Еремей не быстро оглянулся и коротко сказал:

— Не твой хлеб. Отойди!

Короток был и взгляд запавших голодных глаз, короток был и ответ, — но столько было в нем страшной правды, столько злобы, голода ненасытимого, тысячелетних слез, что молча отступил Саша Жегулев. И бессознательным движением прикрыл рукою глаза — страшно показалось видеть, как загорится хлеб. А там, либо не поняв, либо понимая слишком хорошо, смеялись громко.

Жарко затрещало, и свет проник между пальцами — загорелся огромный скирд; смолкли голоса, отодвигаясь — притихли. И в затишье человеческих голосов необыкновенный, поразительный в своей необычности плач вернул зрение Саше, как слепому от рождения. Сидел Еремей на земле, смотрел, не мигая, в красную гущу огня и плакал, повторяя все одни и те же слова:

— Хлебушко-батюшка!.. Хлебушко-батюшка!

Опустились головы и глаза — то ли в тяжком раздумье и своих слезах, то ли из желания не стыдить плачущего взглядами. Накалились соломинки и млели, как проволока светящаяся, плавились золото хлебное и превращалось в тлен.

Покачивался Еремей и, как тогда Елена Петровна с губернатором, плакал в святой откровенности горя и повторял бесконечно:

— Хлебушко-батюшка!.. Хлебушко-батюшка!.. Хлебушко…

Всею душою вздохнул Саша и, подойдя к Еремею, нежно коснулся его рукою, нежно, как матери бы своей, сказал вздохами:

— Еремеюшка… родной мой… Не плачь, Еремеюшка!

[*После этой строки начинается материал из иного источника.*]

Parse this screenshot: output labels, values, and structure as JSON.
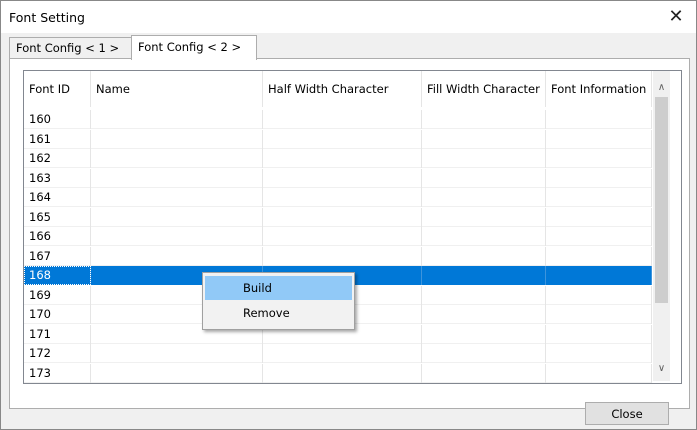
{
  "window": {
    "title": "Font Setting",
    "close_glyph": "✕"
  },
  "tabs": [
    {
      "label": "Font Config < 1 >",
      "active": false
    },
    {
      "label": "Font Config < 2 >",
      "active": true
    }
  ],
  "table": {
    "columns": [
      "Font ID",
      "Name",
      "Half Width Character",
      "Fill Width Character",
      "Font Information"
    ],
    "rows": [
      [
        "160",
        "",
        "",
        "",
        ""
      ],
      [
        "161",
        "",
        "",
        "",
        ""
      ],
      [
        "162",
        "",
        "",
        "",
        ""
      ],
      [
        "163",
        "",
        "",
        "",
        ""
      ],
      [
        "164",
        "",
        "",
        "",
        ""
      ],
      [
        "165",
        "",
        "",
        "",
        ""
      ],
      [
        "166",
        "",
        "",
        "",
        ""
      ],
      [
        "167",
        "",
        "",
        "",
        ""
      ],
      [
        "168",
        "",
        "",
        "",
        ""
      ],
      [
        "169",
        "",
        "",
        "",
        ""
      ],
      [
        "170",
        "",
        "",
        "",
        ""
      ],
      [
        "171",
        "",
        "",
        "",
        ""
      ],
      [
        "172",
        "",
        "",
        "",
        ""
      ],
      [
        "173",
        "",
        "",
        "",
        ""
      ]
    ],
    "selected_font_id": "168",
    "scroll": {
      "up_glyph": "∧",
      "down_glyph": "∨"
    }
  },
  "context_menu": {
    "items": [
      {
        "label": "Build",
        "highlighted": true
      },
      {
        "label": "Remove",
        "highlighted": false
      }
    ]
  },
  "buttons": {
    "close_label": "Close"
  },
  "colors": {
    "selection": "#0078d7",
    "menu_hover": "#91c9f7"
  }
}
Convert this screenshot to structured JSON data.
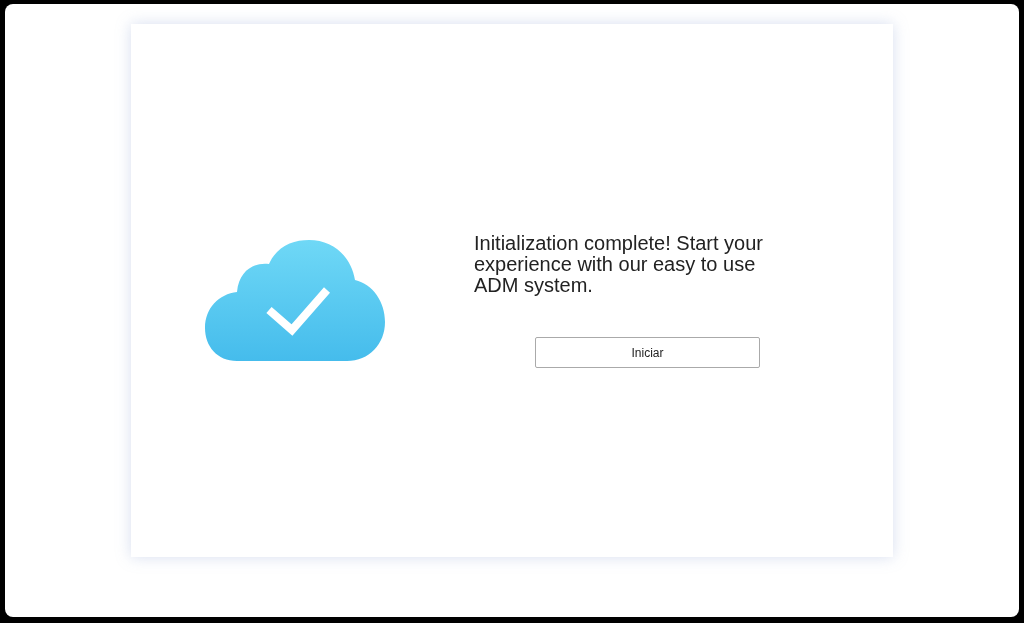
{
  "message": "Initialization complete! Start your experience with our easy to use ADM system.",
  "button": {
    "label": "Iniciar"
  }
}
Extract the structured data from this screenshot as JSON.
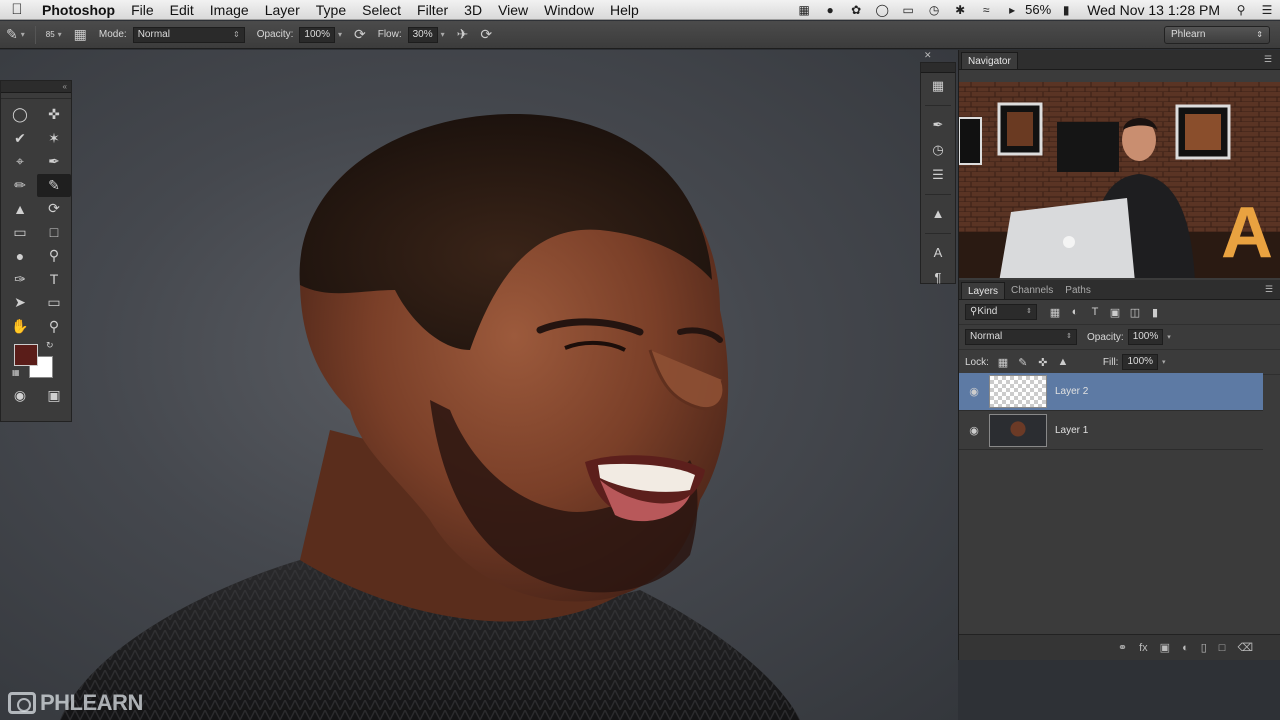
{
  "menubar": {
    "app_name": "Photoshop",
    "menus": [
      "File",
      "Edit",
      "Image",
      "Layer",
      "Type",
      "Select",
      "Filter",
      "3D",
      "View",
      "Window",
      "Help"
    ],
    "battery": "56%",
    "clock": "Wed Nov 13  1:28 PM"
  },
  "options_bar": {
    "brush_size": "85",
    "mode_label": "Mode:",
    "mode_value": "Normal",
    "opacity_label": "Opacity:",
    "opacity_value": "100%",
    "flow_label": "Flow:",
    "flow_value": "30%",
    "workspace": "Phlearn"
  },
  "navigator": {
    "tab": "Navigator"
  },
  "layers_panel": {
    "tabs": [
      "Layers",
      "Channels",
      "Paths"
    ],
    "kind_label": "Kind",
    "blend_mode": "Normal",
    "opacity_label": "Opacity:",
    "opacity_value": "100%",
    "lock_label": "Lock:",
    "fill_label": "Fill:",
    "fill_value": "100%",
    "layers": [
      {
        "name": "Layer 2",
        "selected": true
      },
      {
        "name": "Layer 1",
        "selected": false
      }
    ]
  },
  "watermark": "PHLEARN",
  "colors": {
    "foreground": "#5a1d19",
    "background": "#ffffff",
    "selection": "#5d7aa4"
  }
}
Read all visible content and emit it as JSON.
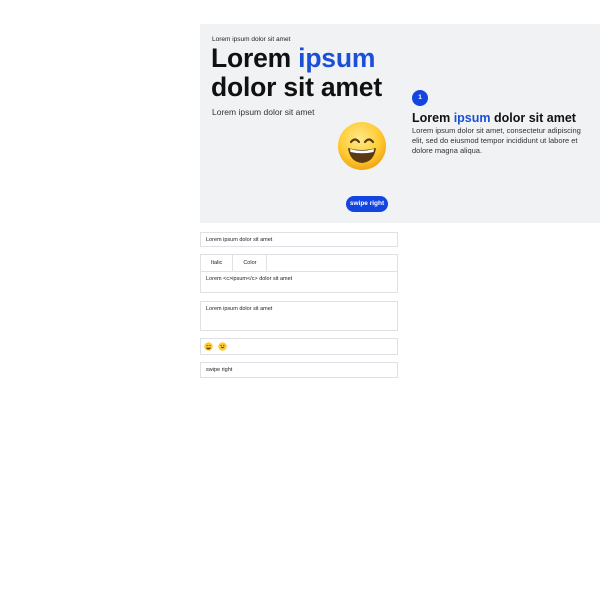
{
  "hero": {
    "kicker": "Lorem ipsum dolor sit amet",
    "title_part1": "Lorem ",
    "title_accent": "ipsum",
    "title_part2": "dolor sit amet",
    "subtitle": "Lorem ipsum dolor sit amet",
    "emoji_icon": "grinning-face-icon",
    "button_label": "swipe right",
    "step_number": "1",
    "side_title_part1": "Lorem ",
    "side_title_accent": "ipsum",
    "side_title_part2": " dolor sit amet",
    "side_body": "Lorem ipsum dolor sit amet, consectetur adipiscing elit, sed do eiusmod tempor incididunt ut labore et dolore magna aliqua."
  },
  "editor": {
    "kicker_value": "Lorem ipsum dolor sit amet",
    "title_tabs": [
      "Italic",
      "Color"
    ],
    "title_value": "Lorem <c>ipsum</c> dolor sit amet",
    "subtitle_value": "Lorem ipsum dolor sit amet",
    "emoji_options": [
      "grinning-face-icon",
      "smiling-face-icon"
    ],
    "button_value": "swipe right"
  },
  "colors": {
    "accent": "#1445e0",
    "card_bg": "#f1f2f4",
    "border": "#dfe1e4"
  }
}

Точно не расслыхал Еремей всех слов, но замолк, хлипнул носом и, обернувшись, с ядовитой улыбкой четко и раздельно сказал следующее:

— Подлизываешься, барин?.. Много денег награбил, разбойник?.. Много христианских душ загубил, злодей непрощеный?

…Так проснулся Саша. И ночью в своей холодной землянке, зверином нечистом логове лежал он, дрожа от холода, и думая кровавыми мыслями о непонятности страшной судьбы своей. Нужна ли была его жертва? Кому во благо отдал он всю чистоту свою, радости юношеских лет, жизнь матери, всю свою бессмертную душу? Неужели все это — драгоценное и единственное, что есть у человека — так никому и не нужно, так никому и не пригодилось? Брошено в яму вместе с мусором нечистым, сгибло втуне, обернулось волею Неведомого в бесплодное зло и бесцельные страдания! Нет и не будет ему прощения ни в нынешнем дне, ни в сонме веков грядущих. Кто может и смеет простить его за убийство, за пролитую кровь? Господи! И Ты не можешь простить, иначе не всех Ты любишь равно. Кто же?

— Мать?

Кто-то в темноте копошится в ногах, чем-то тяжелым и теплым прикрывает озябшее тело: кто это?

— Спите, Александр Иваныч, спите, это я ноги вам прикрыл, холодно. Спите!

— Спасибо, Андрюша. Спасибо. Спасибо, голубчик.

В первый раз с тех пор, как вышел из дому, — заплакал Сашка Жегулев.

17. Любовь и смерть

Великий покой — удел мертвых и неимеющих надежд. Великий и страшный покой ощутил в душе Погодин, когда отошли вместе с темнотою ночи первые бурные часы.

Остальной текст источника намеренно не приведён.